Under the new provision, persons may apply for refugee status and remain in the country while being screened. It adds meat to the existing regulatory framework:
- Article 32, which provides that China “may grant asylum to foreigners who request it for political reasons.”
- China’s obligations under the 1951 Refugee Convention and 1967 Protocol Relating to the Status of Refugees.
- China’s 1985 law, which merely stated the tautology that persons approved for asylum by the Chinese government may reside in China. Under that law, there was no right to apply for asylum or to protection while awaiting the government’s decision. Nor were any implementing regulations put in place.
A refugee is legally defined by the Refugee Convention as a person who has fled his or her country because of actual persecution or “owing to well-founded fear of being persecuted” is unwilling to return to his or her country. The actual or threatened persecution must be on the because of an enumerated ground–race, religion, nationality, membership of a particular social group or political opinion.”
Parties to the Convention have an obligation to abide by the principle of “non-refoulement,” which means that “No contracting State shall expel or return (“refouler”) a refugee in any manner whatsoever to the frontiers of territories where his life or freedom would be threatened.
A country that has signed the treaty is supposed to make individual determinations regarding whether a person unwilling to return to his or her country is a refugee and is supposed to give the United Nations High Commissioner for Refugees (UNHCR) access to the asylum-seekers.

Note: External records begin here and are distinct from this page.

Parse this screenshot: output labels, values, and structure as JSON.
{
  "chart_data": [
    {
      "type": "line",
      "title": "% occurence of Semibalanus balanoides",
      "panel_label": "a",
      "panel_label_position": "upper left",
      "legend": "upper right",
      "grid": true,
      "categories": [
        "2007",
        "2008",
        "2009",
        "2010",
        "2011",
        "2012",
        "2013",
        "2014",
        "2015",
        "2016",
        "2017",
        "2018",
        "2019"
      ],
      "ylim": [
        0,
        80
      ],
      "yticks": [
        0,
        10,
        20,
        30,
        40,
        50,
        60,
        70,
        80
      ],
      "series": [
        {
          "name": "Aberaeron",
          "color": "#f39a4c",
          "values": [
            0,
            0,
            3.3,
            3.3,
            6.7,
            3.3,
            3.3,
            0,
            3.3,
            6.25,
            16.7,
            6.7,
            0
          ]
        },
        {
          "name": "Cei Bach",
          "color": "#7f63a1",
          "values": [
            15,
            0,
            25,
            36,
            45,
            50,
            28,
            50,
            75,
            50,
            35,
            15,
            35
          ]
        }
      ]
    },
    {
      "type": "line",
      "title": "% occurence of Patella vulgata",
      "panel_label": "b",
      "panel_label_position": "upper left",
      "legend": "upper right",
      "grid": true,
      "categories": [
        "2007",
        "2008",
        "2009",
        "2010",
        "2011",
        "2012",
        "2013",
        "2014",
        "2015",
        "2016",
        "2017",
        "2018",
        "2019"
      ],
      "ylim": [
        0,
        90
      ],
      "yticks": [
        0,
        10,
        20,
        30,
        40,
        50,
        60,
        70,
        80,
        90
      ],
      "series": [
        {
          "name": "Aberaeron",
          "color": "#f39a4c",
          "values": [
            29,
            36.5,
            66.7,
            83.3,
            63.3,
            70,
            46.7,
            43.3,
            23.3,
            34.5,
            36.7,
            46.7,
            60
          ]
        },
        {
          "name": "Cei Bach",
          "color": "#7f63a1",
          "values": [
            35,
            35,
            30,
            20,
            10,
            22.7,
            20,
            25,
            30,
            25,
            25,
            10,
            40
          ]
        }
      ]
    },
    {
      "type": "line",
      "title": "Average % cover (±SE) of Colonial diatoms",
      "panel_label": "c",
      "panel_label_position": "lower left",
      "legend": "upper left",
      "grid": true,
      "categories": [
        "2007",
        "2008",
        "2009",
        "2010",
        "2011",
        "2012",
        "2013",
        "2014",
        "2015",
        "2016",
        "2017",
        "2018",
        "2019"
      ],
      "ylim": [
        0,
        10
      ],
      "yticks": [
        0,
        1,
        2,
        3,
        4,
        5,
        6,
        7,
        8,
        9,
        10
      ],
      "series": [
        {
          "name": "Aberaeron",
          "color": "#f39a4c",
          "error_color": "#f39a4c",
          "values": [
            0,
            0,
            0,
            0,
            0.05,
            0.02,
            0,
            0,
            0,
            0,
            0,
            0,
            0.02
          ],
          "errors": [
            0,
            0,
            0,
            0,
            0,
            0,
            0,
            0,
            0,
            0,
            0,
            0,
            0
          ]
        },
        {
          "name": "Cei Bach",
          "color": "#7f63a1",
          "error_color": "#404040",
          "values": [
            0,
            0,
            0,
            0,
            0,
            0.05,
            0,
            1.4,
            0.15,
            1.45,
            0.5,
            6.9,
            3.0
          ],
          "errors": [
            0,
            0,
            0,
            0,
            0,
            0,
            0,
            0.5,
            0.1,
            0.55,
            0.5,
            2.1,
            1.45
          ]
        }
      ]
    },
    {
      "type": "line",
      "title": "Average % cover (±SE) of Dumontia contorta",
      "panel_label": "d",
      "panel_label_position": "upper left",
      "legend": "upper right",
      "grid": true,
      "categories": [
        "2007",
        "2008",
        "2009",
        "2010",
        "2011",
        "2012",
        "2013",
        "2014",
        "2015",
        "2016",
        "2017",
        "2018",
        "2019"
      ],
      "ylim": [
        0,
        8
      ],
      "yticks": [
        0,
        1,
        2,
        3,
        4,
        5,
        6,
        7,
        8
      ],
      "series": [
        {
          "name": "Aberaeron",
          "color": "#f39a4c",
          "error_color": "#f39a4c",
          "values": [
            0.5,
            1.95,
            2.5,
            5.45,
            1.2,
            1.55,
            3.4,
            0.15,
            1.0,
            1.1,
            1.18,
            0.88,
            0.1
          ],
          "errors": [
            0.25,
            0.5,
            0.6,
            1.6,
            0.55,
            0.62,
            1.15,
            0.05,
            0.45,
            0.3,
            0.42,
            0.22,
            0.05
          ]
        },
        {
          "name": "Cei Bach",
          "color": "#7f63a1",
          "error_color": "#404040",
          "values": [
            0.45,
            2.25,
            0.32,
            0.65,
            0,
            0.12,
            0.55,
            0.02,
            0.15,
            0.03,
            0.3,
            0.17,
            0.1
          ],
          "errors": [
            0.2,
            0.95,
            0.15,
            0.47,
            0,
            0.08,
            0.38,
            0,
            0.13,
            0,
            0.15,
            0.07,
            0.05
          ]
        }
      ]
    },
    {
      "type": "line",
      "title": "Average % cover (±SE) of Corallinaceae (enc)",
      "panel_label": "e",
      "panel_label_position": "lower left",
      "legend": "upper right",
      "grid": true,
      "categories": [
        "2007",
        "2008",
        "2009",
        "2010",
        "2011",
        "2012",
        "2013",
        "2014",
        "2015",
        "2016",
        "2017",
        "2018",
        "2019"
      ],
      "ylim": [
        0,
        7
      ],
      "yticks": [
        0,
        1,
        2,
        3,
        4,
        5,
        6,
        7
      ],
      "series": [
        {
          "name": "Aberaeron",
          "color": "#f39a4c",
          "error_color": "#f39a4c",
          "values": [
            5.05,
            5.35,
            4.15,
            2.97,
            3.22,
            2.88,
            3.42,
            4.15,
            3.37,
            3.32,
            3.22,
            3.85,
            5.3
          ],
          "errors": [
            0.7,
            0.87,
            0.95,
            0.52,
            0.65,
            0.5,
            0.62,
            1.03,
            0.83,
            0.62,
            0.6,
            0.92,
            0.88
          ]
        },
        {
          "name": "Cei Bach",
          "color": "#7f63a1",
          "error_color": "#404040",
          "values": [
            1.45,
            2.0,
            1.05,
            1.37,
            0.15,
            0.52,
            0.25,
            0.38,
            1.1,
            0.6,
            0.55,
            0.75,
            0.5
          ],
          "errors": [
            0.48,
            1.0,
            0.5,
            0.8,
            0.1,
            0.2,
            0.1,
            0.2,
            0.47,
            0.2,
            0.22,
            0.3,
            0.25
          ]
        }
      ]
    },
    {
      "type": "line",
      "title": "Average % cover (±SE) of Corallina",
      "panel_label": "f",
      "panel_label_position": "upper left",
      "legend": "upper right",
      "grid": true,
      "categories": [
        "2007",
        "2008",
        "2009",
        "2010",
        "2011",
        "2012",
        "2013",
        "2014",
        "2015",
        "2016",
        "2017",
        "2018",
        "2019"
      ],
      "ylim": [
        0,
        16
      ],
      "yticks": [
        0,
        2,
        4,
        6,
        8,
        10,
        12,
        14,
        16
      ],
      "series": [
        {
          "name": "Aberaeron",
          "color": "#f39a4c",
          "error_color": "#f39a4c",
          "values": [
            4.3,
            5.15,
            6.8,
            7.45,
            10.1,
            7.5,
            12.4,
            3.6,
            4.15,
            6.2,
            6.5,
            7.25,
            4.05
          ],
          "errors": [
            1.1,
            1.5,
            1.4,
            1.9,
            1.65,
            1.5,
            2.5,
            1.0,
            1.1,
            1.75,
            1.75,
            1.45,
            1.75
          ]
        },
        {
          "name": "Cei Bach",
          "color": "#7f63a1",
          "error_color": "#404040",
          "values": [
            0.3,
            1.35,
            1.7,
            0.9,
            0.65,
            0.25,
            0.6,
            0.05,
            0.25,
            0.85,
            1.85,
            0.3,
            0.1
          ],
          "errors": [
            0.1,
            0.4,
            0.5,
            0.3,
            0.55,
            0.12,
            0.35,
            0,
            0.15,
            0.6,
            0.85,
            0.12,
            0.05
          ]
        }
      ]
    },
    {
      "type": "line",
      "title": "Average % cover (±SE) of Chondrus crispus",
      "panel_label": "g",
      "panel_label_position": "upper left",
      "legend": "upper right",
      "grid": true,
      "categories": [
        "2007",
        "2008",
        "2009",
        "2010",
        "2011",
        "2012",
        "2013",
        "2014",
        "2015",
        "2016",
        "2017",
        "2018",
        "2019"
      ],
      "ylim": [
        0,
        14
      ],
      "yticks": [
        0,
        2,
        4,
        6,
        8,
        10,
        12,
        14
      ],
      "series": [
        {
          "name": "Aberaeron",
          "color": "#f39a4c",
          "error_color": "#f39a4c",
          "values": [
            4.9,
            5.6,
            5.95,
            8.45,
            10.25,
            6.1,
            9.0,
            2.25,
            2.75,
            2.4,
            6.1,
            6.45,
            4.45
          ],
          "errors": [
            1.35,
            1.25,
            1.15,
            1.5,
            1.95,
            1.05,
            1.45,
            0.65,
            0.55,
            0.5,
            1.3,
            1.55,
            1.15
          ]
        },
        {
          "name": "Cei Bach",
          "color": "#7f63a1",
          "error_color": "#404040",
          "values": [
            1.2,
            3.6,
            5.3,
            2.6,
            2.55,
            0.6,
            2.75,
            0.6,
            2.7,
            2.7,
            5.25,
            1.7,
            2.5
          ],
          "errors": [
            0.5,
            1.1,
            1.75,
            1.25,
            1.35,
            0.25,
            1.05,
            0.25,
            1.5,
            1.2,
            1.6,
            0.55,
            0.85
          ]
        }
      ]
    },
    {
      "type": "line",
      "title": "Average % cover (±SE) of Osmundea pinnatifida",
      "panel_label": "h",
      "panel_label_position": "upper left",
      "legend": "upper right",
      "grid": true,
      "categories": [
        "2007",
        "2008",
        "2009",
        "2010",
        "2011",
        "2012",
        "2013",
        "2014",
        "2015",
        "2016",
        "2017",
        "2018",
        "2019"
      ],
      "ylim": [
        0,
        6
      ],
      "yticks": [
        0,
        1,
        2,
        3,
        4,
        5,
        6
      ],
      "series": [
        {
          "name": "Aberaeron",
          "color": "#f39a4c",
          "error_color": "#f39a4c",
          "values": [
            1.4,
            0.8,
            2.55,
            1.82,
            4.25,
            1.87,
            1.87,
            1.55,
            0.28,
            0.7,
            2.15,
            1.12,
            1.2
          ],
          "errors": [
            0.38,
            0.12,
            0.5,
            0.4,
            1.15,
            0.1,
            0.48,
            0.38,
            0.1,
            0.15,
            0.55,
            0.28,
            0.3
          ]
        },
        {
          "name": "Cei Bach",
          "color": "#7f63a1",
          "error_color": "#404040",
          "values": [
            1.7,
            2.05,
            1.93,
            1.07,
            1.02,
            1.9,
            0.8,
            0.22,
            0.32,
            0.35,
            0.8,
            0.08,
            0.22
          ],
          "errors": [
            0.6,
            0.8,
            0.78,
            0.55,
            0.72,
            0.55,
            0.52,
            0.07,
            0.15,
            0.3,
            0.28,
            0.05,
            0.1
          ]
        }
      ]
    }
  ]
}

As a practical matter, it remains to be seen how China will implement its new law. There are over 300,000 refugees in China. Most are from Vietnam, Myanmar, and North Korea. But to date China has no procedure in place for determining refugee status. China has refused to allow the UN Refugee Agency (UNHCR) and international aid organizations access to persons seeking refuge in China.
UNHCR repeated this charge as recently as last week in connection with Kachin asylum seekers from Myanmar (Burma) seeking refuge in China. Human Rights Watch reports some have been illegally repatriated by the Chinese government.

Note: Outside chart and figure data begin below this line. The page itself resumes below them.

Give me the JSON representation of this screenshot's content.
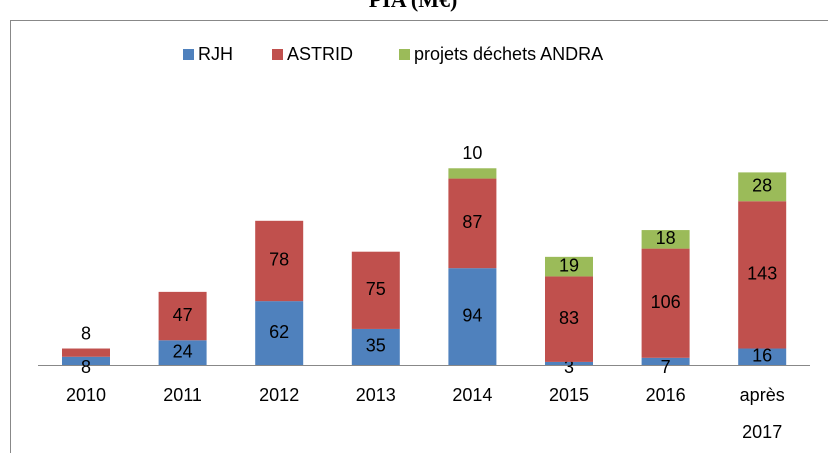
{
  "chart_data": {
    "type": "stacked_bar",
    "title": "PIA (M€)",
    "categories": [
      "2010",
      "2011",
      "2012",
      "2013",
      "2014",
      "2015",
      "2016",
      "après 2017"
    ],
    "series": [
      {
        "name": "RJH",
        "color": "#4f81bd",
        "values": [
          8,
          24,
          62,
          35,
          94,
          3,
          7,
          16
        ]
      },
      {
        "name": "ASTRID",
        "color": "#c0504d",
        "values": [
          8,
          47,
          78,
          75,
          87,
          83,
          106,
          143
        ]
      },
      {
        "name": "projets déchets ANDRA",
        "color": "#9bbb59",
        "values": [
          null,
          null,
          null,
          null,
          10,
          19,
          18,
          28
        ]
      }
    ],
    "legend": "top"
  }
}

Kachin Independence Army (KIA) soldiers have been fighting against Burmese government troops across the border in Kachin State since a 17-year-old ceasefire collapsed between the two sides in June 2011. Some 10,000 Burmese are in China’s Yunnan Province in refugee camps or other settlements.
China Daily reports that, under the new law, the Ministries of Public Security and Civil Affairs may play a role in screening and providing services to asylum seekers.
China’s government sees refugees, such as from North Korea, as a potential threat to regional stability. And Beijing fears that granting refugee status to citizens of friendly neighboring governments would be considered an insult to those governments.